PGAP2 mutations, affecting the GPI-anchor-synthesis pathway, cause hyperphosphatasia with mental retardation syndrome

Abstract

Recently, mutations in genes involved in the biosynthesis of the glycosylphosphatidylinositol (GPI) anchor have been identified in a new subclass of congenital disorders of glycosylation (CDGs) with a distinct spectrum of clinical features. To date, mutations have been identified in six genes (PIGA, PIGL, PIGM, PIGN, PIGO, and PIGV) encoding proteins in the GPI-anchor-synthesis pathway in individuals with severe neurological features, including seizures, muscular hypotonia, and intellectual disability.
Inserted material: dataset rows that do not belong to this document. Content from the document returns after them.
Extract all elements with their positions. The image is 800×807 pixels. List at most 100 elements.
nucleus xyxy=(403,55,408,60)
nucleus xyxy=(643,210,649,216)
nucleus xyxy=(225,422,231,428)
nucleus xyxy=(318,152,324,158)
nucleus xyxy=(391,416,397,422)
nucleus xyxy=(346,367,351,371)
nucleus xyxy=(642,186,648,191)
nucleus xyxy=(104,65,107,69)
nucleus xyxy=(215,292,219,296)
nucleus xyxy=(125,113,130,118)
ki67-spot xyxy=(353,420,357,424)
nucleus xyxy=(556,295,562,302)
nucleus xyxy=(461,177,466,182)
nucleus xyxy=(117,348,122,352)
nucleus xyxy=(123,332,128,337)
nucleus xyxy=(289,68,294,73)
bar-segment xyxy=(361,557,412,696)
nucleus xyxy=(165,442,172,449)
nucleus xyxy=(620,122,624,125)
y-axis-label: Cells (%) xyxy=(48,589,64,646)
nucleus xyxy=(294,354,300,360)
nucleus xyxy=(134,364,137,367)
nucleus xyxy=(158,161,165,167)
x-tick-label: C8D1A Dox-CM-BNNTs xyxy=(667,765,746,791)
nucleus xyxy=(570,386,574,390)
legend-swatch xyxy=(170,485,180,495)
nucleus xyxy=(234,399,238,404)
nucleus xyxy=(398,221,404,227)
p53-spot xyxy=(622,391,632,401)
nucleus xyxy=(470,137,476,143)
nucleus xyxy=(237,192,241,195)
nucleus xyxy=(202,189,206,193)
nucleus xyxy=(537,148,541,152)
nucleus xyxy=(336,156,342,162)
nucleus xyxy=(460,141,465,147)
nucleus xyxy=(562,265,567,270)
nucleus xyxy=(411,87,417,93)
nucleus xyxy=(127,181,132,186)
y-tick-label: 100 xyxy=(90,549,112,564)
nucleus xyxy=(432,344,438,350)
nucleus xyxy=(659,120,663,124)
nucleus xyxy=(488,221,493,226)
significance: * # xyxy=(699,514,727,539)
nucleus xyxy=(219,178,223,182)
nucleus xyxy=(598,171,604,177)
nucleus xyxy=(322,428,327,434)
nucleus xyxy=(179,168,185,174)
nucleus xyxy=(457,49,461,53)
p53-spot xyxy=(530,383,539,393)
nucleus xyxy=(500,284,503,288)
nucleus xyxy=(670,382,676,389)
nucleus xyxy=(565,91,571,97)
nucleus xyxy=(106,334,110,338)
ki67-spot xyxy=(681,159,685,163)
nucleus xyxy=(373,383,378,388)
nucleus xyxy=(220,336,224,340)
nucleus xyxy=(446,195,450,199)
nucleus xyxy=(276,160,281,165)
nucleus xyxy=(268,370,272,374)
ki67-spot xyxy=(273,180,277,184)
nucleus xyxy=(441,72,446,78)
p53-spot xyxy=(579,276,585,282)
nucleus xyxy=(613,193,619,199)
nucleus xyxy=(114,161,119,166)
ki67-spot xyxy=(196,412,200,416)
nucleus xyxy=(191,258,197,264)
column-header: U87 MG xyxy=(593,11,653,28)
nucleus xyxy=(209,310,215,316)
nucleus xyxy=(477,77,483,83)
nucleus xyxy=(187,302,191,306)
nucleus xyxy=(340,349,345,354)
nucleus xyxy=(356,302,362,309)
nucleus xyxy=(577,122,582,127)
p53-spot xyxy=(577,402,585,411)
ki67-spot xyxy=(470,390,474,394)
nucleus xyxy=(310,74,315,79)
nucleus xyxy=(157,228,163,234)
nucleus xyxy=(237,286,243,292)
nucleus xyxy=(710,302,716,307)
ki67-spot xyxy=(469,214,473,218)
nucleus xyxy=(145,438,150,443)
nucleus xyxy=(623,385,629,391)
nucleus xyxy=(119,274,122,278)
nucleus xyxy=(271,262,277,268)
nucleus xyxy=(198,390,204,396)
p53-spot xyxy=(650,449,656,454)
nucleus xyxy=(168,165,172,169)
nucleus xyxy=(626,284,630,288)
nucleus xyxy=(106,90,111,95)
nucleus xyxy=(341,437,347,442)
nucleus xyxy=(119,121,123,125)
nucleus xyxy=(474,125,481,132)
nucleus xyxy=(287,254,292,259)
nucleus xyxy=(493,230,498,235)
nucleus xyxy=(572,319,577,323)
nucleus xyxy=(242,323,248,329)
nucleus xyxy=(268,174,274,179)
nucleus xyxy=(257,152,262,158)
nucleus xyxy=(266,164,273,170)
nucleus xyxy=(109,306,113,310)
We developed a diagnostic gene panel for targeting all known genes encoding proteins in the GPI-anchor-synthesis pathway to screen individuals matching these features, and we detected three missense mutations in PGAP2, c.46C>T, c.380T>C, and c.479C>T, in two unrelated individuals with hyperphosphatasia with mental retardation syndrome (HPMRS). The mutations cosegregated in the investigated families. PGAP2 is involved in fatty-acid GPI-anchor remodeling, which occurs in the Golgi apparatus and is required for stable association between GPI-anchored proteins and the cell-surface membrane rafts. Transfection of the altered protein constructs, p.Arg16Trp (NP_001243169.1), p.Leu127Ser, and p.Thr160Ile, into PGAP2-null cells showed only partial restoration of GPI-anchored marker proteins, CD55 and CD59, on the cell surface. In this work, we show that an impairment of GPI-anchor remodeling also causes HPMRS and conclude that targeted sequencing of the genes encoding proteins in the GPI-anchor-synthesis pathway is an effective diagnostic approach for this subclass of CDGs.

Figure 1

Phenotypic Features of HPMRS Associated with Mutations in PGAP2 (A and B) Face of individual A from family A at the ages of 3 (A) and 28 years (B). (C) Normal-appearing fingernails of the affected individual in family A. (D and E) Facial dysmorphism of the affected individual in family B at the age of 2 years includes wide palpebral fissures, a short nose with a broad nasal bridge, a tented upper lip, and a small jaw. (F) Distal tapering of fingers and mild nail hypoplasia of the fifth digit of the affected individual in family B.

Figure 2

Identification and Segregation of the PGAP2 Mutations Pedigrees showing segregation of the HPMRS phenotype with deleterious variants in PGAP2 in families A (A) and B (B). Circles represent females, squares represent males, filled symbols represent affected individuals, and dots within the symbols represent heterozygotes. Sequence reads show the mutation in short read alignments visualized in integrative genome viewer.

Figure 3

Reduced Activity of Altered Forms of PGAP2 in Restoring Surface Expression of GPI-Anchored Proteins after Transfection into PGAP2-Null Cell Lines PGAP2-deficient CHO cells were transiently transfected with wild-type or altered forms (p.Arg16Trp, p.Thr160Ile [family A], and p.Leu127Ser [family B]) of pTA Flag-PGAP2 isoform 8 driven by a weak promoter. Restoration of the surface expression was assessed 2 days later by flow cytometry. p.Arg16Trp and p.Thr160Ile detected in family A and p.Leu127Ser detected in family B did not restore the surface expression of CD59 and CD55 as efficiently as the wild-type PGAP2. The reduction of surface protein levels associated with p.Arg16Trp was less severe. This correlates with a lower sequence conservation of this position and a milder phenotype in individual II-1of family A.